Offhand, I say the Shepherd's Mate. But let us just consider "serious" tournament play. Still, the game must be rather short to be repeated extremely often. Could be a "Will they ever learn" opening trap or a prearranged draw line. Anyone care to research it in a megabase?

Note that just because Lichess lists 187×10^6 e4 vs. 100×10^6 d4 doesn't mean that an e4 game will be the winner! (By playing always the most often played move on the analysis board, I landed in the Lasker Pelikan Sveshnikov.)

  • Use "×" instead of "*" in SE.
    – user21820
    Jul 12, 2021 at 18:40
  • 3
    That repetition draw in the Zaitsev Ruy Lopez is a good contender. Some spectacular draws like Haupke-Meitner, Vienna 1889 have been repeted many times also...
    – Evargalo
    Jul 12, 2021 at 20:28
  • 1
    @Evargalo: You say :-) (Caught two youth players myself. Me: Oh, Hamppe-Meitner! Them: Who??? <blank stare> Their luck it was none of my business...) Jul 13, 2021 at 7:15
  • 1
    Are there any repeated games between GMs?
    – Glorfindel
    Jul 13, 2021 at 10:19
  • @Glorfindel: Judging from Lichess (which, I dunno, might include blitz etc.), this opening draw is somewhat less frequent than the Zaitsev. BTW, Hamppe-Meitner is more than one order of magnitude less frequent. (Maybe because of the fear there is a trick for one side...Stockfish declares it as +10.0, until Nxc6, 0.0.) Jul 13, 2021 at 14:47

1 Answer 1


The most played game: a drawing line

The most played game in the TWIC database (issues 920 to 1438, containing about 1.8 million tournament games) is the following one, which appears 111 times. I add also a variation of the same (a change in move order) that is the second most played game (87 times).
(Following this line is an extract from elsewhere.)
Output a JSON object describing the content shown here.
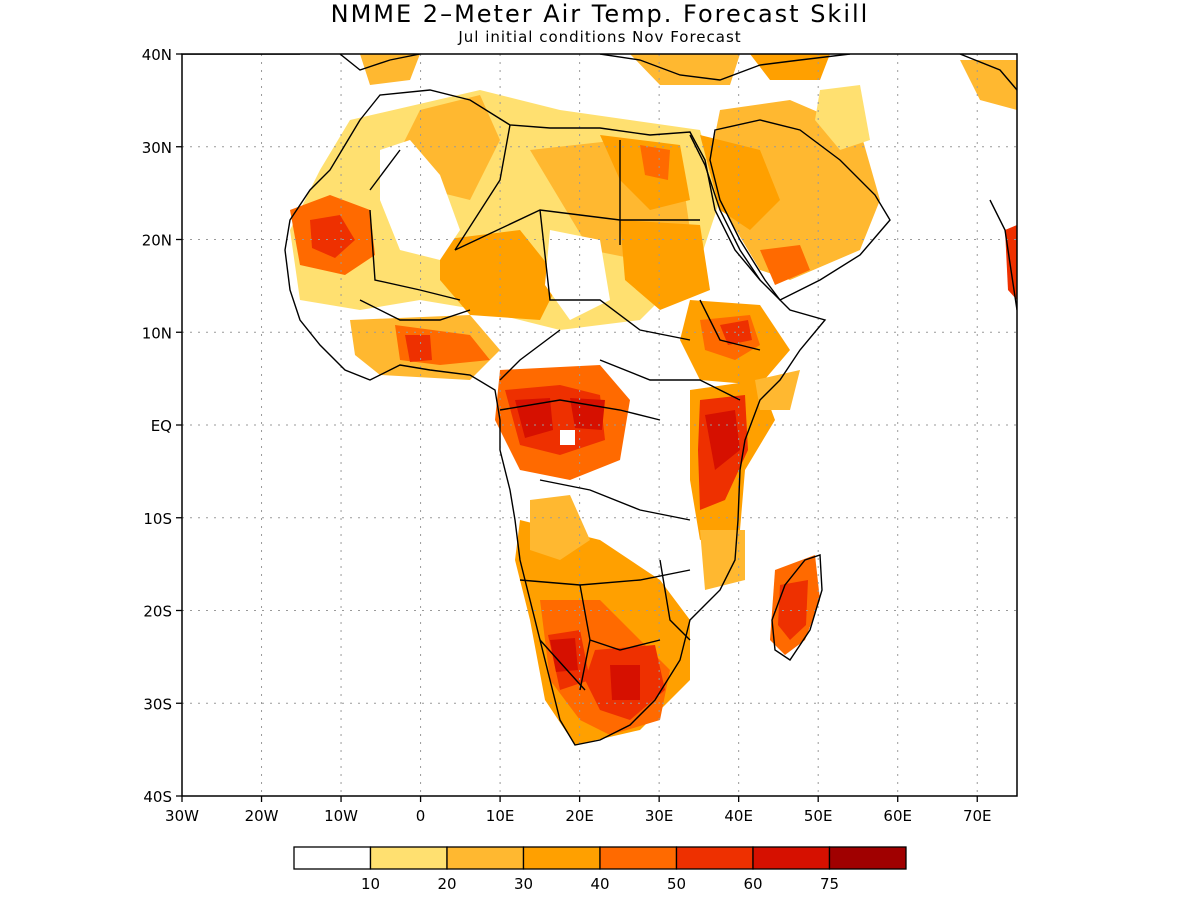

A couple of variations ending a move earlier or a move later also are amongst the most played games, with 38 and 39 repetitions respectively.

[FEN ""]
1.e4 e5 2.Nf3 Nc6 3.Bb5 Nf6 4.O-O Nxe4 5.d4 Nd6 6.dxe5 Nxb5 7.a4 Nbd4 8.
Nxd4 Nxd4 ( 8...d5 9.exd6 Nxd4 10.Qxd4 Qxd6 11.Qe4+ Qe6 12.Qd4 Qd6 13.Qe4+
Qe6 14.Qd4 Qd6 {2nd most played game, 87 times} ) 9.Qxd4 d5 10.exd6 Qxd6 
11.Qe4+ Qe6 12.Qd4 Qd6 13.Qe4+ Qe6 14.Qd4 {15th most played game, 38 times
} 14...Qd6 {Most played game, 111 times} ( 14...Qd6 15.Qe4+ {14th most 
played game, 39 times} ) 1/2-1/2

How I found the answer

In case anyone is interested, I used a custom made script to parse the games in pgn format and extract the movetext section (the section containing the actual moves and result).

After saving the results as a dataframe in R, I grouped the data by the column movetext (equal games are grouped together), calculated the number of times for each game and sorted in decreasing order:

    games <- mdata %>% group_by(movetext) %>%
        summarise(n_times = n()) %>% arrange(desc(n_times))

And I only took into account the games where there was at least one move by each of the players. Otherwise, the most played game would be "0-1", black wins because white didn't show up, followed by "1.e4 1-0", white wins because black didn't show up.